FIG. 1 is a correlation diagram between a battery voltage and a charging current according to an embodiment of the present invention.

FIG. 2 is a circuit block diagram according to one embodiment of the present invention.

FIG. 3 is a correlation diagram between a battery voltage and a charging current according to another embodiment of the present invention.

FIG. 4 is a correlation diagram between a battery voltage and a charging current according to still another embodiment of the present invention.

FIG. 5 is a conventional circuit block diagram.

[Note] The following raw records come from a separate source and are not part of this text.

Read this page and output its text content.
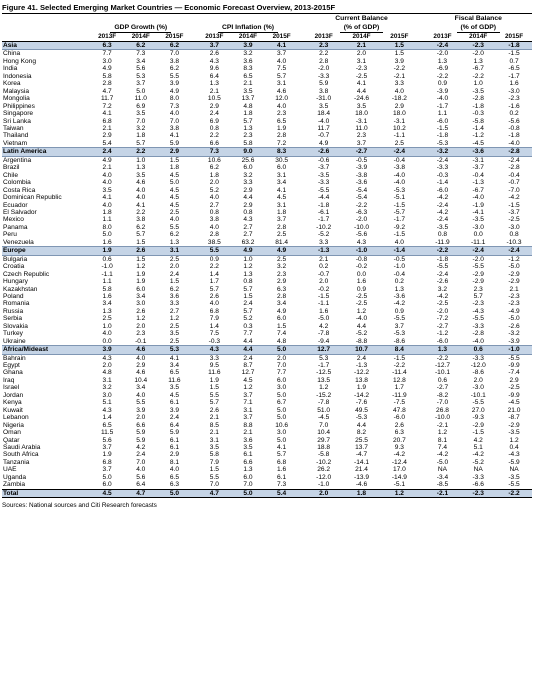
Figure 41. Selected Emerging Market Countries — Economic Forecast Overview, 2013-2015F
									Current Balance				Fiscal Balance		
	GDP Growth (%)				CPI Inflation (%)				(% of GDP)				(% of GDP)		
	2013F	2014F	2015F		2013F	2014F	2015F		2013F	2014F	2015F		2013F	2014F	2015F
Asia	6.3	6.2	6.2		3.7	3.9	4.1		2.3	2.1	1.5		-2.4	-2.3	-1.8
China	7.7	7.3	7.0		2.6	3.2	3.7		2.2	2.0	1.5		-2.0	-2.0	-1.5
Hong Kong	3.0	3.4	3.8		4.3	3.6	4.0		2.8	3.1	3.9		1.3	1.3	0.7
India	4.9	5.6	6.2		9.6	8.3	7.5		-2.0	-2.3	-2.2		-6.9	-6.7	-6.5
Indonesia	5.8	5.3	5.5		6.4	6.5	5.7		-3.3	-2.5	-2.1		-2.2	-2.2	-1.7
Korea	2.8	3.7	3.9		1.3	2.1	3.1		5.9	4.1	3.3		0.9	1.0	1.6
Malaysia	4.7	5.0	4.9		2.1	3.5	4.6		3.8	4.4	4.0		-3.9	-3.5	-3.0
Mongolia	11.7	11.0	8.0		10.5	13.7	12.0		-31.0	-24.6	-18.2		-4.0	-2.8	-2.3
Philippines	7.2	6.9	7.3		2.9	4.8	4.0		3.5	3.5	2.9		-1.7	-1.8	-1.6
Singapore	4.1	3.5	4.0		2.4	1.8	2.3		18.4	18.0	18.0		1.1	-0.3	0.2
Sri Lanka	6.8	7.0	7.0		6.9	5.7	6.5		-4.0	-3.1	-3.1		-6.0	-5.8	-5.6
Taiwan	2.1	3.2	3.8		0.8	1.3	1.9		11.7	11.0	10.2		-1.5	-1.4	-0.8
Thailand	2.9	1.8	4.1		2.2	2.3	2.8		-0.7	2.3	-1.1		-1.8	-1.2	-1.8
Vietnam	5.4	5.7	5.9		6.6	5.8	7.2		4.9	3.7	2.5		-5.3	-4.5	-4.0
Latin America	2.4	2.2	2.9		7.3	9.0	8.3		-2.6	-2.7	-2.4		-3.2	-3.6	-2.8
Argentina	4.9	1.0	1.5		10.6	25.6	30.5		-0.6	-0.5	-0.4		-2.4	-3.1	-2.4
Brazil	2.1	1.3	1.8		6.2	6.0	6.0		-3.7	-3.9	-3.8		-3.3	-3.7	-2.8
Chile	4.0	3.5	4.5		1.8	3.2	3.1		-3.5	-3.8	-4.0		-0.3	-0.4	-0.4
Colombia	4.0	4.6	5.0		2.0	3.3	3.4		-3.3	-3.6	-4.0		-1.4	-1.3	-0.7
Costa Rica	3.5	4.0	4.5		5.2	2.9	4.1		-5.5	-5.4	-5.3		-6.0	-6.7	-7.0
Dominican Republic	4.1	4.0	4.5		4.0	4.4	4.5		-4.4	-5.4	-5.1		-4.2	-4.0	-4.2
Ecuador	4.0	4.1	4.5		2.7	2.9	3.1		-1.8	-2.2	-1.5		-2.4	-1.9	-1.5
El Salvador	1.8	2.2	2.5		0.8	0.8	1.8		-6.1	-6.3	-5.7		-4.2	-4.1	-3.7
Mexico	1.1	3.8	4.0		3.8	4.3	3.7		-1.7	-2.0	-1.7		-2.4	-3.5	-2.5
Panama	8.0	6.2	5.5		4.0	2.7	2.8		-10.2	-10.0	-9.2		-3.5	-3.0	-3.0
Peru	5.0	5.7	6.2		2.8	2.7	2.5		-5.2	-5.6	-1.5		0.8	0.0	0.8
Venezuela	1.6	1.5	1.3		38.5	63.2	81.4		3.3	4.3	4.0		-11.9	-11.1	-10.3
Europe	1.9	2.6	3.1		5.5	4.9	4.9		-1.3	-1.0	-1.4		-2.2	-2.4	-2.4
Bulgaria	0.6	1.5	2.5		0.9	1.0	2.5		2.1	-0.8	-0.5		-1.8	-2.0	-1.2
Croatia	-1.0	1.2	2.0		2.2	1.2	3.2		0.2	-0.2	-1.0		-5.5	-5.5	-5.0
Czech Republic	-1.1	1.9	2.4		1.4	1.3	2.3		-0.7	0.0	-0.4		-2.4	-2.9	-2.9
Hungary	1.1	1.9	1.5		1.7	0.8	2.9		2.0	1.6	0.2		-2.6	-2.9	-2.9
Kazakhstan	5.8	6.0	6.2		5.7	5.7	6.3		-0.2	0.9	1.3		3.2	2.3	2.1
Poland	1.6	3.4	3.6		2.6	1.5	2.8		-1.5	-2.5	-3.6		-4.2	5.7	-2.3
Romania	3.4	3.0	3.3		4.0	2.4	3.4		-1.1	-2.5	-4.2		-2.5	-2.3	-2.3
Russia	1.3	2.6	2.7		6.8	5.7	4.9		1.6	1.2	0.9		-2.0	-4.3	-4.9
Serbia	2.5	1.2	1.2		7.9	5.2	6.0		-5.0	-4.0	-5.5		-7.2	-5.5	-5.0
Slovakia	1.0	2.0	2.5		1.4	0.3	1.5		4.2	4.4	3.7		-2.7	-3.3	-2.6
Turkey	4.0	2.3	3.5		7.5	7.7	7.4		-7.8	-5.2	-5.3		-1.2	-2.8	-3.2
Ukraine	0.0	-0.1	2.5		-0.3	4.4	4.8		-9.4	-8.8	-8.6		-6.0	-4.0	-3.9
Africa/Mideast	3.9	4.6	5.3		4.3	4.4	5.0		12.7	10.7	8.4		1.3	0.6	-1.0
Bahrain	4.3	4.0	4.1		3.3	2.4	2.0		5.3	2.4	-1.5		-2.2	-3.3	-5.5
Egypt	2.0	2.9	3.4		9.5	8.7	7.0		-1.7	-1.3	-2.2		-12.7	-12.0	-9.9
Ghana	4.8	4.6	6.5		11.6	12.7	7.7		-12.5	-12.2	-11.4		-10.1	-8.6	-7.4
Iraq	3.1	10.4	11.6		1.9	4.5	6.0		13.5	13.8	12.8		0.6	2.0	2.9
Israel	3.2	3.4	3.5		1.5	1.2	3.0		1.2	1.9	1.7		-2.7	-3.0	-2.5
Jordan	3.0	4.0	4.5		5.5	3.7	5.0		-15.2	-14.2	-11.9		-8.2	-10.1	-9.9
Kenya	5.1	5.5	6.1		5.7	7.1	6.7		-7.8	-7.6	-7.5		-7.0	-5.5	-4.5
Kuwait	4.3	3.9	3.9		2.6	3.1	5.0		51.0	49.5	47.8		26.8	27.0	21.0
Lebanon	1.4	2.0	2.4		2.1	3.7	5.0		-4.5	-5.3	-6.0		-10.0	-9.3	-8.7
Nigeria	6.5	6.6	6.4		8.5	8.8	10.6		7.0	4.4	2.6		-2.1	-2.9	-2.9
Oman	11.5	5.9	5.9		2.1	2.1	3.0		10.4	8.2	6.3		1.2	-1.5	-3.5
Qatar	5.6	5.9	6.1		3.1	3.6	5.0		29.7	25.5	20.7		8.1	4.2	1.2
Saudi Arabia	3.7	4.2	6.1		3.5	3.5	4.1		18.8	13.7	9.3		7.4	5.1	0.4
South Africa	1.9	2.4	2.9		5.8	6.1	5.7		-5.8	-4.7	-4.2		-4.2	-4.2	-4.3
Tanzania	6.8	7.0	8.1		7.9	6.6	6.8		-10.2	-14.1	-12.4		-5.0	-5.2	-5.9
UAE	3.7	4.0	4.0		1.5	1.3	1.6		26.2	21.4	17.0		NA	NA	NA
Uganda	5.0	5.6	6.5		5.5	6.0	6.1		-12.0	-13.9	-14.9		-3.4	-3.3	-3.5
Zambia	6.0	6.4	6.3		7.0	7.0	7.3		-1.0	-4.6	-5.1		-8.5	-6.6	-5.5
Total	4.5	4.7	5.0		4.7	5.0	5.4		2.0	1.8	1.2		-2.1	-2.3	-2.2
Sources: National sources and Citi Research forecasts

FIG. 6 is a conventional correlation diagram between battery voltage and charging current.

[Explanation of symbols]

 DESCRIPTION OF SYMBOLS 1 Charging device 2 DC power supply 3 Switching element 4 Charge control part 5 Constant current control part 7 Secondary battery

Claims (5)

[Claims] 1. A DC power supply for converting a commercial power supply into a direct current and supplying a charging current, a charging control unit for detecting a battery voltage to detect completion of charging, and receiving a signal from the charging control unit to turn on / off the charging current. A switch element for performing OFF control, wherein the switch element is turned on by a signal from the charge control unit.
A charging device, wherein the battery voltage is detected by the charging control unit when the charging becomes FF. 2. A charging device that detects the completion of charging by detecting that the battery voltage has reached a peak and then drops. In a charging device employing a △ V control system, the switch element is turned off by a signal from a charging control unit. The battery voltage is detected by the charging control unit when the battery voltage becomes low.
The charging device as described. 3. A DC power supply for converting a commercial power supply into a direct current to supply a charging current, a charging control unit for detecting a battery voltage to detect completion of charging, and receiving a signal from the charging control unit to turn on / off the charging current. A charging device comprising: a switch element for performing OFF control; and charging a secondary battery by directly using a charging current obtained from the DC power supply. 4. A DC power supply for converting a commercial power supply into a direct current and supplying a charging current, a charging control unit for detecting a battery voltage to detect completion of charging, and receiving a signal from the charging control unit to turn on / off the charging current. A switch element for performing OFF control, the secondary battery is charged by directly using the charging current obtained from the DC power supply, and when the switch element is turned off by a signal from the charge control unit, A charging device, wherein a battery voltage is detected by a charging control unit. 5. A charging device employing a △ V control system for detecting charging completion by detecting that a battery voltage has reached a peak and then decreasing. A DC power supply for converting a commercial power supply to DC and supplying a charging current. When,
A charge control unit that detects a battery voltage and performs charge completion detection,
ON-OF of charging current in response to a signal from the charging control unit
And a switch element for performing F control. The secondary battery is charged by directly using the charging current obtained from the DC power supply, and when the switch element is turned off by a signal from the charge control unit, A charging device, wherein a battery voltage is detected by a charging control unit.